Se pensarmos em uma etnografia de arquivos fotográficos de pessoas negras como vestígios visuais da memória,
temos a possibilidade de reivindicar, reajustar a materialidade no presente e recriar memórias de
futuridade. Segundo a autora Christina Sharpe (2023), a população negra, sobretudo afro-diaspórica na
pós-escravidão, vive no vestígio, onde o passado que não passou, reaparece para romper o presente. Nesse
sentido, viver no vestígio também abre caminhos para uma futuridade negra já presente e se torna uma
oportunidade de olhar e criar outras realidades possíveis, como belos experimentos de fazer do viver uma
arte (HARTMAN, 2021). Diante da violência e da impossibilidade de representação do negro nos arquivos
históricos, Saidiya Hartman (2019), desenvolve um método que denomina fabulação crítica, uma narrativa
recombinante, que tece passado, presente e futuro, recontando essas histórias, habitando e construindo suas
alteridades.
Este trabalho discorre sobre a experiência na produção audiovisual do curta-metragem É preciso aprender a
voltar para casa, realizado Coletivo Audiovisual Panelinha, criado por estudantes do Programa de
Pós-graduação em Antropologia Social (PPGAS/UFSC). O filme é uma etnoficção, ou etnofabulação, que apresenta
um caminho ancestral de memória em movimento colocando em cena memórias visuais enterradas de um
passado-presente. Através da performance do corpo em movimento, do caminhar em busca de memória e de uma
identidade do personagem, a obra fabula a própria busca etnográfica do autor. De um eu não individual, mas
sim coletivo (EVARISTO, 2005), que compartilha a experiência de ser negro, do sul do Brasil.
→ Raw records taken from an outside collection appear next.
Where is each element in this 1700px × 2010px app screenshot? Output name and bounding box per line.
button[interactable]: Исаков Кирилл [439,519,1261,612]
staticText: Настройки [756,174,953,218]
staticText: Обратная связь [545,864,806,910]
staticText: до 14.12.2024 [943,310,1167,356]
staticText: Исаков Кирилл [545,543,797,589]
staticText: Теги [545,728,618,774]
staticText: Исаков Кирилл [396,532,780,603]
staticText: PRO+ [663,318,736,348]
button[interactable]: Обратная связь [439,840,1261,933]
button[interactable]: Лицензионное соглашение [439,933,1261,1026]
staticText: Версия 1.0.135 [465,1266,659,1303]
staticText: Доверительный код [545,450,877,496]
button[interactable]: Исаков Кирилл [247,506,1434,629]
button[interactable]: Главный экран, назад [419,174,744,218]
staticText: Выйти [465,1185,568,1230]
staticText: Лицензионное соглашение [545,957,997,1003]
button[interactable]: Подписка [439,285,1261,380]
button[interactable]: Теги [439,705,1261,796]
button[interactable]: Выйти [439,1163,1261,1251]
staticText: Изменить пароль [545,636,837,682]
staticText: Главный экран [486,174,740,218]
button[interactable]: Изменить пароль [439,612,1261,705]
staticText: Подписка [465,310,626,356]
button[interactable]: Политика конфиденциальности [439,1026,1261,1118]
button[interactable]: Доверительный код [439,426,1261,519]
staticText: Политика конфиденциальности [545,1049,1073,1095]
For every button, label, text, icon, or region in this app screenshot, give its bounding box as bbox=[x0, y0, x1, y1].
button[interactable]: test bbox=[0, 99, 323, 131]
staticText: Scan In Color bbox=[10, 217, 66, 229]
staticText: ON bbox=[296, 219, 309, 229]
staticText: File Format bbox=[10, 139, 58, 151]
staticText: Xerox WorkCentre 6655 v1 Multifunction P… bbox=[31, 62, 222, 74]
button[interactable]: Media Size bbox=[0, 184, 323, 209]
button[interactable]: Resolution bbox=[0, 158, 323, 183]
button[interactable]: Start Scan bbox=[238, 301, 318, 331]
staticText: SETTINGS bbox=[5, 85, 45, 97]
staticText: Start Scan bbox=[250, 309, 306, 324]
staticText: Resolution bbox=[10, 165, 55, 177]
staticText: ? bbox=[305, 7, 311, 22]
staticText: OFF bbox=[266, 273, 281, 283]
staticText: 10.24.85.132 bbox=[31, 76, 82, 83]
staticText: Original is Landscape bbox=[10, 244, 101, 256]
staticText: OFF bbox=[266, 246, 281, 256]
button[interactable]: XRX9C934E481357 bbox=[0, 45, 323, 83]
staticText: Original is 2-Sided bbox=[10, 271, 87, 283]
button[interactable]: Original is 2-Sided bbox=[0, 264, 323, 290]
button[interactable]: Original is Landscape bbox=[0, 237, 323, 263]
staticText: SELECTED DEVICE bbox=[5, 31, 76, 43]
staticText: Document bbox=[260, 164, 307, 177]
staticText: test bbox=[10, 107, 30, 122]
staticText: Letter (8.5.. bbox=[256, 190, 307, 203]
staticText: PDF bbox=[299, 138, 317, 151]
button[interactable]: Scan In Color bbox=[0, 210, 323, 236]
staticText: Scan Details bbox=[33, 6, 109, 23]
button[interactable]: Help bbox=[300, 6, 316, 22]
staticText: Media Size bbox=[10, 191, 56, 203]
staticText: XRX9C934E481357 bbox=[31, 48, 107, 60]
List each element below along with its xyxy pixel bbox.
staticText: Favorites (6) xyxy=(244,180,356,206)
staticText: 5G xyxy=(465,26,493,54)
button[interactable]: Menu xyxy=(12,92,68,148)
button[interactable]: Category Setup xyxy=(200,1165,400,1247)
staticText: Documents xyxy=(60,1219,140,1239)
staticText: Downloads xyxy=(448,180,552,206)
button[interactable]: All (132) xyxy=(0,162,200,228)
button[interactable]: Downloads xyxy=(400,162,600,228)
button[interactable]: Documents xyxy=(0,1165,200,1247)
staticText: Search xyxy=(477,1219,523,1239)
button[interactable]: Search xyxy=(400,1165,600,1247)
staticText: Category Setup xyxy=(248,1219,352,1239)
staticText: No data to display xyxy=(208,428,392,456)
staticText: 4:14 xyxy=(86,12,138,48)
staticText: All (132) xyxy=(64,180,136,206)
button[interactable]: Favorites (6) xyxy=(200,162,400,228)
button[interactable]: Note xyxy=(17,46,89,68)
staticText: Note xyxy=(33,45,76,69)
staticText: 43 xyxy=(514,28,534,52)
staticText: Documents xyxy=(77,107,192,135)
Em diálogo com Martins (1995) ao trazer para cena o corpo, símbolos de discursos e a visão negra do negro e
do mundo, há uma futuridade que tira o que historicamente esteve na sombra e restitui o sentido plural de
ser. Ou seja, o caminho que se faz para voltar para casa, possibilita vislumbrar a própria singularidade
presente nesse universo.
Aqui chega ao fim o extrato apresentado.